BURHANETTİN BULUT (Adana) - Bu 25 dakikadan vazgeçtik biz de paramızla TRT'ye seçim döneminde, 31 Mart öncesi reklam teklifinde bulunduk. Yani kamu kuruluşunun özelliği nedir? Kurumunu büyütmek, geliştirmek ve tarafsız olmak ki bu tarafsızlık da Anayasa'ya bağlı bir hakla verilmiş durumda, TRT'nin tarafsızlığı Anayasa'da ve kendi kanunlarında var.
OTURUM BAŞKANI ORHAN ERDEM - Sayın Bulut, lütfen tamamlayalım.

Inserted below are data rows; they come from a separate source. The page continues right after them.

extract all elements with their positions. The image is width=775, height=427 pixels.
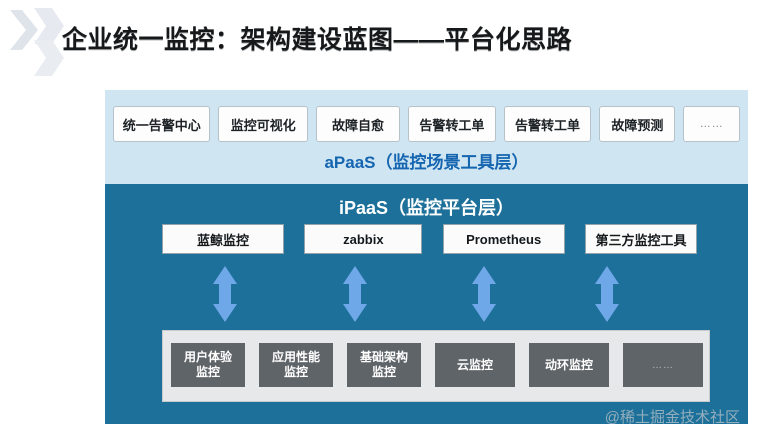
connector-arrow-row	[162, 264, 697, 326]
infrastructure-box-row: 用户体验 监控 应用性能 监控 基础架构 监控 云监控 动环监控 ……	[171, 343, 703, 387]
infrastructure-box-line1: 应用性能	[272, 350, 320, 365]
chevron-hexagon-logo-icon	[8, 6, 70, 78]
apaas-tool-box-row: 统一告警中心 监控可视化 故障自愈 告警转工单 告警转工单 故障预测 ……	[105, 105, 748, 143]
infrastructure-box-line1: 动环监控	[545, 358, 593, 373]
ipaas-platform-box[interactable]: zabbix	[304, 224, 422, 254]
apaas-tool-box[interactable]: 统一告警中心	[113, 106, 210, 142]
double-headed-vertical-arrow-icon	[469, 264, 499, 324]
apaas-tool-box[interactable]: 告警转工单	[408, 106, 496, 142]
ipaas-layer-panel: iPaaS（监控平台层） 蓝鲸监控 zabbix Prometheus 第三方监…	[105, 184, 748, 424]
infrastructure-box[interactable]: 基础架构 监控	[347, 343, 421, 387]
infrastructure-box[interactable]: 动环监控	[529, 343, 609, 387]
infrastructure-box-line2: 监控	[284, 365, 308, 380]
infrastructure-box-line2: 监控	[196, 365, 220, 380]
infrastructure-box-line1: ……	[652, 358, 674, 373]
infrastructure-box-line2: 监控	[372, 365, 396, 380]
infrastructure-box-line1: 云监控	[457, 358, 493, 373]
double-headed-vertical-arrow-icon	[210, 264, 240, 324]
apaas-tool-box-more[interactable]: ……	[683, 106, 740, 142]
apaas-tool-box[interactable]: 故障自愈	[316, 106, 400, 142]
apaas-layer-label: aPaaS（监控场景工具层）	[105, 148, 748, 173]
ipaas-platform-box[interactable]: 第三方监控工具	[585, 224, 697, 254]
ipaas-platform-box[interactable]: 蓝鲸监控	[162, 224, 284, 254]
infrastructure-box[interactable]: 应用性能 监控	[259, 343, 333, 387]
ipaas-platform-box-row: 蓝鲸监控 zabbix Prometheus 第三方监控工具	[162, 223, 697, 255]
apaas-tool-box[interactable]: 故障预测	[599, 106, 675, 142]
double-headed-vertical-arrow-icon	[340, 264, 370, 324]
infrastructure-box-more[interactable]: ……	[623, 343, 703, 387]
infrastructure-box-line1: 基础架构	[360, 350, 408, 365]
apaas-tool-box[interactable]: 告警转工单	[504, 106, 592, 142]
page-header: 企业统一监控：架构建设蓝图——平台化思路	[0, 0, 775, 84]
infrastructure-box-line1: 用户体验	[184, 350, 232, 365]
page-title: 企业统一监控：架构建设蓝图——平台化思路	[62, 20, 572, 56]
ipaas-platform-box[interactable]: Prometheus	[443, 224, 565, 254]
infrastructure-box[interactable]: 云监控	[435, 343, 515, 387]
infrastructure-panel: 用户体验 监控 应用性能 监控 基础架构 监控 云监控 动环监控 ……	[162, 330, 710, 402]
apaas-layer-panel: 统一告警中心 监控可视化 故障自愈 告警转工单 告警转工单 故障预测 …… aP…	[105, 90, 748, 184]
apaas-tool-box[interactable]: 监控可视化	[218, 106, 308, 142]
infrastructure-box[interactable]: 用户体验 监控	[171, 343, 245, 387]
double-headed-vertical-arrow-icon	[592, 264, 622, 324]
ipaas-layer-label: iPaaS（监控平台层）	[105, 194, 748, 220]
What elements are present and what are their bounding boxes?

BURHANETTİN BULUT (Adana) - Biz bir siyasi parti olarak reklam amacıyla başvurduğumuzda, TRT, kendi sorumluluğunu inkâr eden bir mail attı bize...
OTURUM BAŞKANI ORHAN ERDEM - Sayın Bulut, böyle bir usulümüz yok ama.
BURHANETTİN BULUT (Adana) - Hazır Cumhurbaşkanı Yardımcısı bulmuşken...
OTURUM BAŞKANI ORHAN ERDEM - Elden verin evrakı.
BURHANETTİN BULUT (Adana) - ...mart ayı içerisinde herhangi bir müsait vaktinin olmadığını ifade etti. Bu, RTÜK açısından, TRT kurumu açısından, siyasi kanunlar açısından bir suçtur.
OTURUM BAŞKANI ORHAN ERDEM - Sayın Bulut, lütfen...
BURHANETTİN BULUT (Adana) - Kendisine ileteceğim bunu.